Guru SMP Negeri 9 Kota Tangerang itu menerima penghargaan Satyalencana pada momentum HUT ke-81 Kemerdekaan Republik Indonesia. Penghargaan tersebut diserahkan Wali Kota Tangerang Sachrudin bersama Wakil Wali Kota Tangerang Maryono dalam upacara peringatan HUT ke-81 RI di Lapangan Ahmad Yani, Alun-Alun Kota Tangerang, Senin, 17 Agustus 2026.
Bagi Dedi, penghargaan tersebut bukan sekadar pengakuan atas lamanya masa pengabdian. Penghargaan itu justru menjadi pengingat bahwa tugas guru tidak berhenti pada menyampaikan materi pelajaran, tetapi juga membentuk karakter dan mempersiapkan siswa menghadapi perubahan zaman.
Perjalanan Dedi sebagai abdi negara dimulai pada 1994 ketika ia menjadi Calon Pegawai Negeri Sipil (CPNS). Selama perjalanan kariernya, ia pernah mengajar di SMP Negeri 19 Kota Tangerang dan SMP Negeri 27 Kota Tangerang sebelum akhirnya bertugas di SMP Negeri 9 Kota Tangerang.
Puluhan tahun berada di ruang kelas membuat Dedi menyaksikan perubahan pola belajar peserta didik.

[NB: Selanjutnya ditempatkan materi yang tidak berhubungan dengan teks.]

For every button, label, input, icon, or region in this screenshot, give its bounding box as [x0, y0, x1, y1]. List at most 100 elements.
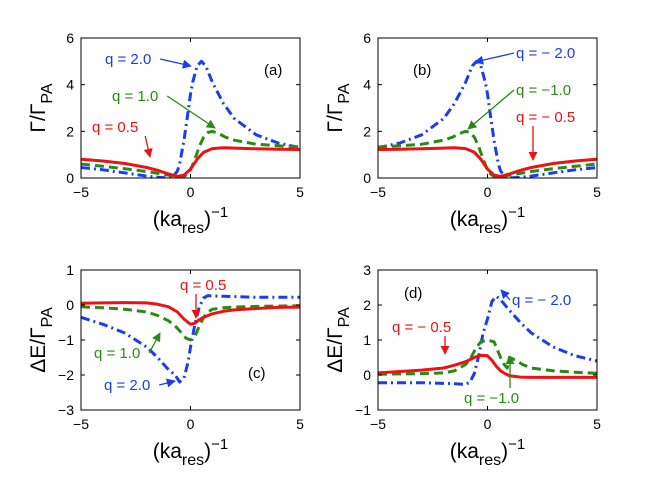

Salah satu tantangan yang dihadapinya adalah perkembangan teknologi yang menuntut guru terus meningkatkan kemampuan.
Menurut Dedi, guru tidak boleh berhenti belajar hanya karena telah lama mengajar. Kemampuan mengikuti perkembangan teknologi diperlukan agar metode pembelajaran tetap sesuai dengan kebutuhan peserta didik.
Selain kemampuan akademik, ia menilai guru memiliki tanggung jawab untuk menanamkan nilai dan membangun karakter siswa. Peran tersebut menjadi semakin penting di tengah perubahan lingkungan belajar dan perkembangan teknologi yang begitu cepat.
Penghargaan Satyalencana yang diterimanya pun tidak dianggap sebagai titik akhir pengabdian. Dedi masih akan melanjutkan tugasnya sebagai pendidik hingga memasuki masa purnabakti.
“Saya masih memiliki waktu untuk terus memberikan kontribusi hingga memasuki masa purnabakti yang pada 2028 mendatang,” ujarnya.
Dengan sisa masa pengabdian tersebut, Dedi memilih tetap berada di ruang kelas dan memberikan kontribusi bagi peserta didik. Baginya, pengalaman selama 30 tahun menjadi modal untuk terus beradaptasi sekaligus membagikan pengetahuan kepada generasi berikutnya.